The bacterial and mammalian lines diverged from a common ancestor very early in evolution and this is een as evidence for convergent evolution. On the other hand, for some proteins similarities between mammalian sequences have been found to be less than with corresponding proteins from a different class (for example, the hormone relaxin). This is seen as evidence for the swapping of functional "microdomains" very early on in evolution, and challenges the current paradigm (Schwabe,C., 1986 Trends in Biochemical Sciences 11 280-283).

The Importance of Establishing Protein Sequence Homologies

One reason that establishing homology is so important is that it is a major step towards determining the likely three-dimensional structure, and function, of an amino acid sequence.

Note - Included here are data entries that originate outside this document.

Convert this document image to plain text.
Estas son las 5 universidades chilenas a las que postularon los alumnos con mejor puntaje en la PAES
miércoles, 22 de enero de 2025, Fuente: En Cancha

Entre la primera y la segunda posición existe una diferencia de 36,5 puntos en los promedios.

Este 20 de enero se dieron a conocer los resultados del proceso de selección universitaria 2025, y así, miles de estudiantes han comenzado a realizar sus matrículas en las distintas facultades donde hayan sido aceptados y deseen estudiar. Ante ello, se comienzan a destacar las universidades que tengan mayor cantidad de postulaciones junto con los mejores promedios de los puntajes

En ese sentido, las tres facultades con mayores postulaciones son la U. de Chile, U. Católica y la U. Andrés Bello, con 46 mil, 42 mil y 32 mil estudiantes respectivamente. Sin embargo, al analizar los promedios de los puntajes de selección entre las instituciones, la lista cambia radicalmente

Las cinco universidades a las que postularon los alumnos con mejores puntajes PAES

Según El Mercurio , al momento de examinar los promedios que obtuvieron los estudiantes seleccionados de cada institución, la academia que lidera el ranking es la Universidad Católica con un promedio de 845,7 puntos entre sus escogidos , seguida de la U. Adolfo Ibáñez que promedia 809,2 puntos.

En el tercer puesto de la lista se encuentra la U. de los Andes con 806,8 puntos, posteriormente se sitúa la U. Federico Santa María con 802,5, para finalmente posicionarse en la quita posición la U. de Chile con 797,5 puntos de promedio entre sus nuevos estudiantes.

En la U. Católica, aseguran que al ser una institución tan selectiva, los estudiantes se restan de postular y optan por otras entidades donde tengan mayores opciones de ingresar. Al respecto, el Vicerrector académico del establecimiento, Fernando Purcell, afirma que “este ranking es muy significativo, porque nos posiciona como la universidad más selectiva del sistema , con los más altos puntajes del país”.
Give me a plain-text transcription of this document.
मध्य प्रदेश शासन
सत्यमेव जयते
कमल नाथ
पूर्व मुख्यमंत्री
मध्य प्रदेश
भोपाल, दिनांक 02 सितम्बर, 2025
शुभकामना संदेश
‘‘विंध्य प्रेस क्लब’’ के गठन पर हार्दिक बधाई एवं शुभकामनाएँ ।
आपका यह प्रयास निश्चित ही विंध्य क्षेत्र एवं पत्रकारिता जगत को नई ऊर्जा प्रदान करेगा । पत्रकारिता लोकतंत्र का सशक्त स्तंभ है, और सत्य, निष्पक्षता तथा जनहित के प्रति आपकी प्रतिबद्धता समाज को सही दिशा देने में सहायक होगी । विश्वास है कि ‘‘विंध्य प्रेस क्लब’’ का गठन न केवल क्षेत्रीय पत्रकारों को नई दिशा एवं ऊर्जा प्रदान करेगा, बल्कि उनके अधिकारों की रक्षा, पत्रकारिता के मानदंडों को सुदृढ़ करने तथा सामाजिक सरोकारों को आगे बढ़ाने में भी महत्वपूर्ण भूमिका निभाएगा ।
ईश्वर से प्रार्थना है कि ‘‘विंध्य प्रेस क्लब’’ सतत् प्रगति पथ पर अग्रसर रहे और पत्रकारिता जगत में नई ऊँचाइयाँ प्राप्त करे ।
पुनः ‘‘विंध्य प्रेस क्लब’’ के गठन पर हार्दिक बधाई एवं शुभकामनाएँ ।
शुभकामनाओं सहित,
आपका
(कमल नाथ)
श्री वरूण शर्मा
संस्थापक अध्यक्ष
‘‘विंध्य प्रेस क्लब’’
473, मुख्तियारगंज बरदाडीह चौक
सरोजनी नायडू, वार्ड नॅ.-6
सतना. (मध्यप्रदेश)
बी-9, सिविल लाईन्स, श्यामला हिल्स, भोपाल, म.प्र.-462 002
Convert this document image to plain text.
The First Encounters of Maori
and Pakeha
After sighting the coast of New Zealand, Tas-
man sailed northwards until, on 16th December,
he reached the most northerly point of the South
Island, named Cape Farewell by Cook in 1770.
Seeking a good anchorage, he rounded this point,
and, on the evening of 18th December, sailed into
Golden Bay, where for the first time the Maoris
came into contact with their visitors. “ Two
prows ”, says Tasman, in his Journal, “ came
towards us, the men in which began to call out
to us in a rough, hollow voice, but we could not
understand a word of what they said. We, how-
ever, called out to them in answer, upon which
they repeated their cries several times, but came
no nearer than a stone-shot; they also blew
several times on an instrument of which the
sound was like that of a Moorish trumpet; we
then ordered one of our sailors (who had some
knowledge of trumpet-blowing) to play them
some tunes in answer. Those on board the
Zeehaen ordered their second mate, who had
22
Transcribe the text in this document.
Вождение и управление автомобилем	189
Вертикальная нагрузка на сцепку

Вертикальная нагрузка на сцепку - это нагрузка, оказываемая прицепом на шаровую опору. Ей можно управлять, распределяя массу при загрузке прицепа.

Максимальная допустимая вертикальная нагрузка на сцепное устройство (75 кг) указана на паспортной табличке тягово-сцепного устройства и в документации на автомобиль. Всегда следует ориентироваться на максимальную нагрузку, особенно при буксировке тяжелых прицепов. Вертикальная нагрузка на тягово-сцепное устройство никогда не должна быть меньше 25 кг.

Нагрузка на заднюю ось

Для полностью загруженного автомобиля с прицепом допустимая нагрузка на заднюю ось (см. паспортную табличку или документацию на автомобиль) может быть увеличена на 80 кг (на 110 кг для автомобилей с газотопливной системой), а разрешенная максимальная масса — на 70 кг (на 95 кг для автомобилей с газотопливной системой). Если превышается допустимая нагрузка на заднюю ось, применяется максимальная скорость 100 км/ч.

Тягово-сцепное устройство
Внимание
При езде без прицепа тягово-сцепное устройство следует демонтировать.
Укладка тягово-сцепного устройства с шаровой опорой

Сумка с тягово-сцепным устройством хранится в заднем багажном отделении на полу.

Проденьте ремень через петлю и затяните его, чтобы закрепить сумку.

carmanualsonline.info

In practice, primary structure is in fact more easily determined by interpreting a gene sequence of nucleotides (with reference to the genetic code), if it is known, than directly from a purified protein itself. The genetic code, and its translation, will be examined in a later section of the course.

The recent advances in recombinant DNA technology have led to an explosion in the number of gene sequences from many organisms. Analysis of these sequences to determine if any are homologous to sequences of known structure allows prediction of possible structure/functions.